Meyrick described the species as follows:

♂. 18 mm. Head whitish-ochreous sprinkled with fuscous. Palpi whitish-ochreous, second joint and a median band of terminal joint irrorated with dark fuscous, terminal joint unusually short, about half second. Antennae pale ochreous suffusedly ringed with dark fuscous, uniformly pubescent-ciliated. Thorax whitish-ochreous suffused with brownish and irrorated with dark fuscous. Abdomen grey, segments dorsally banded with golden-ferruginous. Forewings elongate, costa gently arched, apex round-pointed, termen very obliquely rounded; ochreous-whitish, closely irrorated with brown; a triangular brownish patch above dorsum towards base, limited posteriorly by a fine inwardly oblique blackish line terminating beneath in a conspicuous raised black dot above 2/5 of dorsum, preceded by some whitish suffusion; discal stigmata large, round, brown, edged with a few black scales; a small blackish spot on dorsum at 4/5, whence proceeds a sinuate line of scattered blackish scales near termen, angulated in middle and continued to costa at 4/5, where it is somewhat dilated and preceded by a spot of whitish suffusion; a bar of brown suffusion from second discal stigma to tornus : cilia ochreous-whitish tinged with brown and irrorated with fuscous, at tornus with a grey bar preceded by whitish suffusion. Hind-wings light grey; cilla ochreous-whitish suffused with pale greyish.
This species is similar in appearance to T. innotella but can be distinguished by its large brown discal spot.
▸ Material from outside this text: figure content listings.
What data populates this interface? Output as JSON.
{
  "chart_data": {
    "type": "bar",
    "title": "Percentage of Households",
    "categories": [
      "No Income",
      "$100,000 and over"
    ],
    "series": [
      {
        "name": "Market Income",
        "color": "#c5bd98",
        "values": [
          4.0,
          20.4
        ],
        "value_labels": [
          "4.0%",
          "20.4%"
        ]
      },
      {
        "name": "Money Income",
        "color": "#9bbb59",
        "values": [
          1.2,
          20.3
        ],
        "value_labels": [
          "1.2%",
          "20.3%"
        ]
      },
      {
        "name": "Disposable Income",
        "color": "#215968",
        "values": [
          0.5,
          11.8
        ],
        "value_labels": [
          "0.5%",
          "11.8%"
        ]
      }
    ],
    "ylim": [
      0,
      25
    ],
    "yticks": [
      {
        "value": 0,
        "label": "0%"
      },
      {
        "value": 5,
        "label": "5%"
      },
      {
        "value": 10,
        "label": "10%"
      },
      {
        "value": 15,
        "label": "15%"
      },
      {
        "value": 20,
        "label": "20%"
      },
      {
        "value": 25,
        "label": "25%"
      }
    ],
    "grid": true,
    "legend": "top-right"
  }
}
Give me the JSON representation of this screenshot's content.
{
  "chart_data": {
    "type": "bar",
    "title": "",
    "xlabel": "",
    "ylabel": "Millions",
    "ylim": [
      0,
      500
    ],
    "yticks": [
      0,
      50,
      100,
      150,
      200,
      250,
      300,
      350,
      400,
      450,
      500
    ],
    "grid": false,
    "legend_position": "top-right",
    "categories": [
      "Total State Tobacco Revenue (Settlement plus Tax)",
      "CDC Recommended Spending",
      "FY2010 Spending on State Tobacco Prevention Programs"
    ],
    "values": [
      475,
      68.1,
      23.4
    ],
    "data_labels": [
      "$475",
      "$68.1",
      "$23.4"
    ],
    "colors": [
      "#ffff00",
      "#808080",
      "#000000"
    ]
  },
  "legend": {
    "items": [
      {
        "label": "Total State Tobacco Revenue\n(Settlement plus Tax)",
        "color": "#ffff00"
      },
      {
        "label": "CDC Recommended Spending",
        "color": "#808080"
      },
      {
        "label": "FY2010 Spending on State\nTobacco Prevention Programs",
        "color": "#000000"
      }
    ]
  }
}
Also the terminal joint of its palpi is very short and its antennae are pubescent ciliated.

==Distribution==
This species is endemic to New Zealand. Other than the type locality of Invercargill, this species has also been collected at Waipori River and at Woodhaugh in Dunedin.

== Behaviour ==
Adults of this species are on the wing in November and December.

== Habitat ==
This species is associated with Leptospermum and prefers the habitat of open swamps, native forests and scrubland.